Two years ago, when I first said I was going to become a ‘blog consultant’, many people laughed. “You’ll never make a living out of that,” they said. “Who is going to need you to teach them how to blog? I mean, come on. It’s easy.”
Deep down, I worried that they may be right. Who needs to be taught to use a blog? Who needs to be taught about the cultural differences between mainstream media and PR, and blogging? Who needs to know how to use wikis or instant messenger? Come on… it’s as easy as pie.
Two years ago, I spent a lot of time reading blogs, following all the main players, and writing about it all on Chocolate and Vodka or, later, here on Strange Attractor. Dave Sifry couldn’t fart without me knowing about it and blogging about it. As new blogging and social networking tools crawled into beta, I was there, ripping them into small bits if they were rubbish, exhorting you to go and play with them if they were good.
It was great. I got into some fantastic conversations with some really intelligent people, and those conversations frequently let me to conferences, seminars, and even just plain ol’ meet-ups (which are, usually, a lot more fun). I felt like I was a part of a community, a part of something bigger than me, and that my life was enhanced because of it.
Now, things are different. I am successful as a social software consultant – my diary is full for the immediate future, I have the stable income I didn’t have two years ago, and I have an awful lot more experience under my belt.
What I don’t have is time. Time to read blogs. Time to investigate new tools. Time to write. Time to be a part of the community of metabloggers whom I count as my peers. I feel a bit like I have slipped down the rabbit hole into an alternate reality in which Suw Charman works away at her desk every second of the day, hardly speaking to anyone (not even her friends), overwhelmed by email, and feeling guilty that she’s not crossing enough off her To Do list.
I don’t like this reality. I don’t like the fact that both Strange and CnV have suffered from my lack of time to post. (Note: I really should be replying to emails right now, instead of writing this, but people are just going to have to learn to wait.) And I really don’t like the feeling that I have drifted away from my community.
Feast or famine is a familiar cycle for any consultant, and in the nine years I have been working for myself, it’s been a cycle that I’ve come to understand at a very fundamental level. Until now, it’s been a financial cycle – you have a client, so you work your ass off for that client, and then when that contract ends you have nothing to replace it with because you were so busy working your ass off that you didn’t have time to go off and find another client. Blogging kills that cycle because I have a permanent presence on the net, even if it’s not as active as I would like. I have a load of leads for new clients to follow up, and I can’t imagine running out of work any time soon.

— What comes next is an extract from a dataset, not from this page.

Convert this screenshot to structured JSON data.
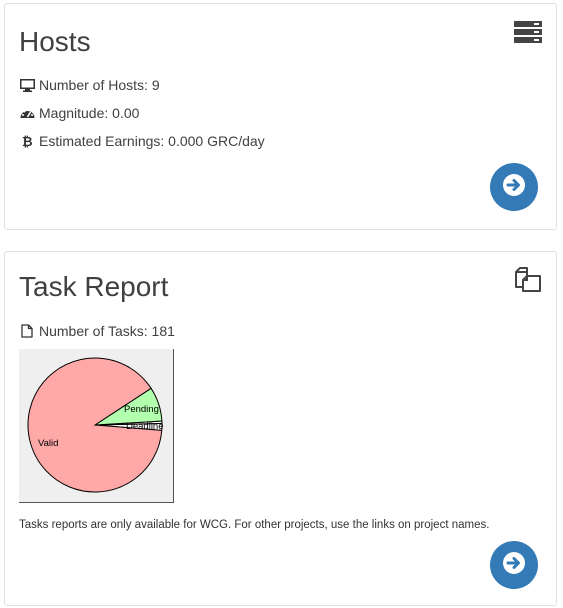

But the feast/famine cycle remains – except now it is all about time. I’m suffering a chronic time famine at the moment. Every second of every hour is filled with things I need to be doing, so all of the stuff that I want to do but which doesn’t have a deadline gets bumped, day after day after day. My To Do list has been moved to an A4 notebook, and it does nothing but get longer. Currently, it’s six pages of A4, and I know that I haven’t yet put everything on it. I would estimate that it should be at least triple that, if I honestly wrote down everything I want to or have to do.
I bought Getting Things Done, because I hoped it would help me get things done, but so far I’ve only had time to read the first 45 pages, and most of that was telling me to do things that I already do, or which I’ve tried before but which didn’t work. My conclusion is that the answer really isn’t about becoming more efficient (although patently that can’t hurt).
So what is the answer? On a fundamental level, the answer is ‘Do Less’. For months I’ve been saying it in jest, “I need to do less so that I can do more”, but it’s really very true. If I want to learn Spanish, if I want to take up climbing again, if I want to play my guitar then I need to free up some time in order to do those things, and in order to do that, I need to do less of all the other stuff.
Perhaps there’s a self-help book in there somewhere. Getting Less Stuff Done. Hmm, I think I’ll need to put that one on my To Do list.